Biens balisées, les opérations d’investissement en démembrement de propriété constituaient, avant l’entrée en vigueur de l’article 13-5 du CGI, un véritable paradis fiscal. La jurisprudence nous rappelle que la fixation du prix de vente de l’usufruit à son juste niveau, si elle n’était pas une condition pour éviter l’abus de droit, permettait toutefois au contribuable d’éviter d’autres déconvenues.

La Cour Administrative d’Appel de Nantes vient de se prononcer sur le risque d’abus de droit dans un schéma de cession temporaire d’usufruit (31 mai 2018, n° 16NT04182).

 

Les faits de l’espèce étaient classiques : des parents possédaient avec leur fils une société civile immobilière possédant un bâtiment industriel depuis plus de 15 ans.
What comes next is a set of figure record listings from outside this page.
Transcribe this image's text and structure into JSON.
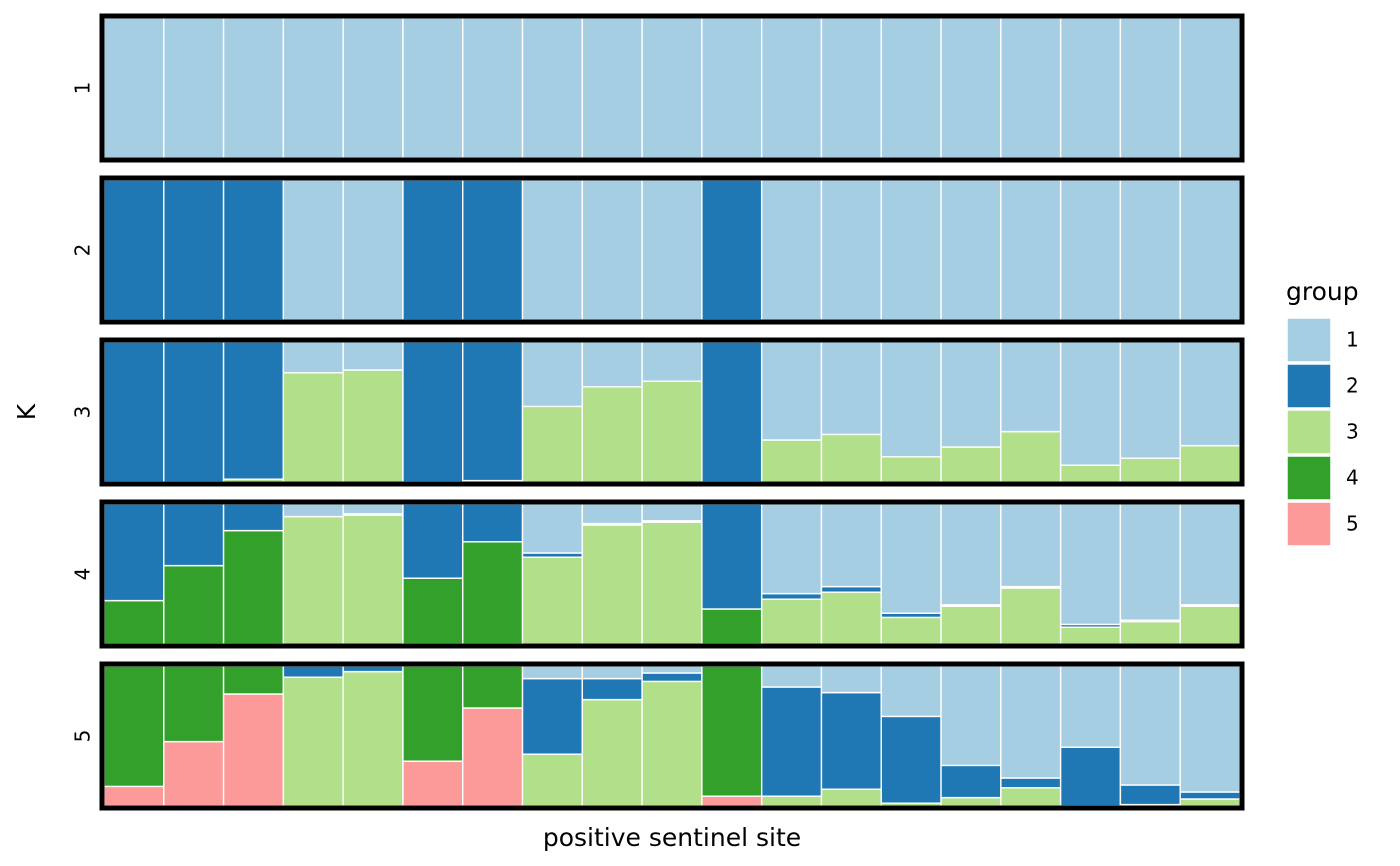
{
  "chart_data": {
    "type": "bar",
    "subtype": "stacked-proportion-facets",
    "xlabel": "positive sentinel site",
    "ylabel": "K",
    "ylim": [
      0,
      1
    ],
    "legend": {
      "title": "group",
      "placement": "right",
      "entries": [
        "1",
        "2",
        "3",
        "4",
        "5"
      ]
    },
    "colors": [
      "#A6CEE3",
      "#1F78B4",
      "#B2DF8A",
      "#33A02C",
      "#FB9A99"
    ],
    "stack_order_bottom_to_top": [
      "5",
      "4",
      "3",
      "2",
      "1"
    ],
    "n_sites": 19,
    "grid": false,
    "facets": [
      {
        "K": "1",
        "sites": [
          [
            1,
            0,
            0,
            0,
            0
          ],
          [
            1,
            0,
            0,
            0,
            0
          ],
          [
            1,
            0,
            0,
            0,
            0
          ],
          [
            1,
            0,
            0,
            0,
            0
          ],
          [
            1,
            0,
            0,
            0,
            0
          ],
          [
            1,
            0,
            0,
            0,
            0
          ],
          [
            1,
            0,
            0,
            0,
            0
          ],
          [
            1,
            0,
            0,
            0,
            0
          ],
          [
            1,
            0,
            0,
            0,
            0
          ],
          [
            1,
            0,
            0,
            0,
            0
          ],
          [
            1,
            0,
            0,
            0,
            0
          ],
          [
            1,
            0,
            0,
            0,
            0
          ],
          [
            1,
            0,
            0,
            0,
            0
          ],
          [
            1,
            0,
            0,
            0,
            0
          ],
          [
            1,
            0,
            0,
            0,
            0
          ],
          [
            1,
            0,
            0,
            0,
            0
          ],
          [
            1,
            0,
            0,
            0,
            0
          ],
          [
            1,
            0,
            0,
            0,
            0
          ],
          [
            1,
            0,
            0,
            0,
            0
          ]
        ]
      },
      {
        "K": "2",
        "sites": [
          [
            0,
            1,
            0,
            0,
            0
          ],
          [
            0,
            1,
            0,
            0,
            0
          ],
          [
            0,
            1,
            0,
            0,
            0
          ],
          [
            1,
            0,
            0,
            0,
            0
          ],
          [
            1,
            0,
            0,
            0,
            0
          ],
          [
            0,
            1,
            0,
            0,
            0
          ],
          [
            0,
            1,
            0,
            0,
            0
          ],
          [
            1,
            0,
            0,
            0,
            0
          ],
          [
            1,
            0,
            0,
            0,
            0
          ],
          [
            1,
            0,
            0,
            0,
            0
          ],
          [
            0,
            1,
            0,
            0,
            0
          ],
          [
            1,
            0,
            0,
            0,
            0
          ],
          [
            1,
            0,
            0,
            0,
            0
          ],
          [
            1,
            0,
            0,
            0,
            0
          ],
          [
            1,
            0,
            0,
            0,
            0
          ],
          [
            1,
            0,
            0,
            0,
            0
          ],
          [
            1,
            0,
            0,
            0,
            0
          ],
          [
            1,
            0,
            0,
            0,
            0
          ],
          [
            1,
            0,
            0,
            0,
            0
          ]
        ]
      },
      {
        "K": "3",
        "sites": [
          [
            0,
            1,
            0,
            0,
            0
          ],
          [
            0,
            1,
            0,
            0,
            0
          ],
          [
            0,
            0.98,
            0.02,
            0,
            0
          ],
          [
            0.22,
            0,
            0.78,
            0,
            0
          ],
          [
            0.2,
            0,
            0.8,
            0,
            0
          ],
          [
            0,
            1,
            0,
            0,
            0
          ],
          [
            0,
            0.99,
            0.01,
            0,
            0
          ],
          [
            0.46,
            0,
            0.54,
            0,
            0
          ],
          [
            0.32,
            0,
            0.68,
            0,
            0
          ],
          [
            0.28,
            0,
            0.72,
            0,
            0
          ],
          [
            0,
            1,
            0,
            0,
            0
          ],
          [
            0.7,
            0,
            0.3,
            0,
            0
          ],
          [
            0.66,
            0,
            0.34,
            0,
            0
          ],
          [
            0.82,
            0,
            0.18,
            0,
            0
          ],
          [
            0.75,
            0,
            0.25,
            0,
            0
          ],
          [
            0.64,
            0,
            0.36,
            0,
            0
          ],
          [
            0.88,
            0,
            0.12,
            0,
            0
          ],
          [
            0.83,
            0,
            0.17,
            0,
            0
          ],
          [
            0.74,
            0,
            0.26,
            0,
            0
          ]
        ]
      },
      {
        "K": "4",
        "sites": [
          [
            0,
            0.69,
            0,
            0.31,
            0
          ],
          [
            0,
            0.44,
            0,
            0.56,
            0
          ],
          [
            0,
            0.19,
            0,
            0.81,
            0
          ],
          [
            0.09,
            0,
            0.91,
            0,
            0
          ],
          [
            0.07,
            0.01,
            0.92,
            0,
            0
          ],
          [
            0,
            0.53,
            0,
            0.47,
            0
          ],
          [
            0,
            0.27,
            0,
            0.73,
            0
          ],
          [
            0.35,
            0.03,
            0.62,
            0,
            0
          ],
          [
            0.14,
            0.01,
            0.85,
            0,
            0
          ],
          [
            0.12,
            0.01,
            0.87,
            0,
            0
          ],
          [
            0,
            0.75,
            0,
            0.25,
            0
          ],
          [
            0.64,
            0.04,
            0.32,
            0,
            0
          ],
          [
            0.59,
            0.04,
            0.37,
            0,
            0
          ],
          [
            0.78,
            0.03,
            0.19,
            0,
            0
          ],
          [
            0.72,
            0.01,
            0.27,
            0,
            0
          ],
          [
            0.59,
            0.01,
            0.4,
            0,
            0
          ],
          [
            0.86,
            0.02,
            0.12,
            0,
            0
          ],
          [
            0.83,
            0.01,
            0.16,
            0,
            0
          ],
          [
            0.72,
            0.01,
            0.27,
            0,
            0
          ]
        ]
      },
      {
        "K": "5",
        "sites": [
          [
            0,
            0,
            0,
            0.86,
            0.14
          ],
          [
            0,
            0,
            0,
            0.54,
            0.46
          ],
          [
            0,
            0,
            0,
            0.2,
            0.8
          ],
          [
            0,
            0.08,
            0.92,
            0,
            0
          ],
          [
            0,
            0.04,
            0.96,
            0,
            0
          ],
          [
            0,
            0,
            0,
            0.68,
            0.32
          ],
          [
            0,
            0,
            0,
            0.3,
            0.7
          ],
          [
            0.09,
            0.54,
            0.37,
            0,
            0
          ],
          [
            0.09,
            0.15,
            0.76,
            0,
            0
          ],
          [
            0.05,
            0.06,
            0.89,
            0,
            0
          ],
          [
            0,
            0,
            0,
            0.93,
            0.07
          ],
          [
            0.15,
            0.78,
            0.07,
            0,
            0
          ],
          [
            0.19,
            0.69,
            0.12,
            0,
            0
          ],
          [
            0.36,
            0.62,
            0.02,
            0,
            0
          ],
          [
            0.71,
            0.23,
            0.06,
            0,
            0
          ],
          [
            0.8,
            0.07,
            0.13,
            0,
            0
          ],
          [
            0.58,
            0.42,
            0,
            0,
            0
          ],
          [
            0.85,
            0.14,
            0.01,
            0,
            0
          ],
          [
            0.9,
            0.05,
            0.05,
            0,
            0
          ]
        ]
      }
    ]
  }
}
En 2009 (donc avant l’entrée en vigueur de l’article 13-5 du CGI), la société civile a cédé l’usufruit temporaire pour 15 ans de l’immeuble à la société d’exploitation possédé par leur fils, pour un prix fixé par application du barème de l’article 669 du CGI à 46 % de sa valeur en pleine propriété.

 

L’administration a remis en cause le schéma en invoquant l’abus de droit au double motif suivant :

 

  • Fraude à la loi dès lors que l’opération avait abouti à taxer les revenus fonciers attendus sous le régime des plus-values immobilières, ce qui s’est traduit en l’espèce par une exonération totale (exonération qui n’est aujourd’hui acquise qu’après 30 ans de détention), circonstance aggravée par le fait que le prix de vente de l’usufruit était surévalué ;
  • Fictivité dès lors que le prix de cession de l’usufruit étant surévalué, l’opération n’apportait aucune prérogative supplémentaire à l’acquéreur par rapport au bail commercial dont il disposait auparavant.
La Cour lui donne tort sur les deux fondements. Elle considère que l’opération réalisée ne détournait pas les textes applicables – en particulier le texte permettant l’exonération des plus-values immobilières à l’issue d’un certain délai de détention – dès lors que rien de tel ne transparaissait dans les travaux parlementaires ayant abouti à la réforme de l’imposition des plus-values immobilières fin 2003.

 

Elle juge également que l’éventuelle surévaluation du prix de vente de l’usufruit temporaire n’emporte aucune conséquence sur le terrain de l’abus de droit, dès lors que la cession temporaire d’usufruit est bien juridiquement intervenue et qu’elle a emporté des conséquences différentes de la conclusion d’un bail commercial, notamment en ce qui concerne les travaux de grosses réparations qui restent à la charge de l’usufruitier

 

En revanche, faisant partiellement droit aux conclusions du ministre demandant par voie de substitution de base légale que soit constaté un revenu distribué à concurrence du prix ce vente excédant la valeur réelle de l’usufruit cédé, elle rappelle avec force qu’un tel usufruit ne peut pas être évalué par application du barème fiscal de l’article 762 du CGI, qui n’est applicable qu’en matière de droits de mutation (à titre gratuit et onéreux). Que la seule méthode applicable est celle des cash flowsactualisés. Et qu’en application de la jurisprudence Thérond (CE 28 février 2001, n° 199295), dès lors que l’écart avec la valeur réelle dépasse 20 %, le caractère libéral de l’opération peut être présumée compte tenu des liens familiaux unissant les parties.

 

Il convient de retenir de cette décision que, d’une part, le risque de voir ces opérations remises en cause sur le terrain de l’abus de droit est extrêmement limité dès lors, bien entendu, que le démembrement correspond à une opération réelle avec un acquéreur de l’usufruit qui ne soit pas dépourvu de toute substance.
D’autre part, que tout raccourci dans la conception du schéma pour des raisons d’économie peut s’avérer particulièrement contreproductif : si au lieu de rechercher la facilité de l’application du barème de l’article 669 du CGI, les parties avaient fait fixer le prix de vente de l’usufruit par un expert agréé près les tribunaux qui aurait naturellement appliqué la bonne méthode, l’administration fiscale en aurait été pour ses frais. En mégotant sur les frais de conception de l’opération, elles lui ont donné la satisfaction d’une substitution de base légale justifiée.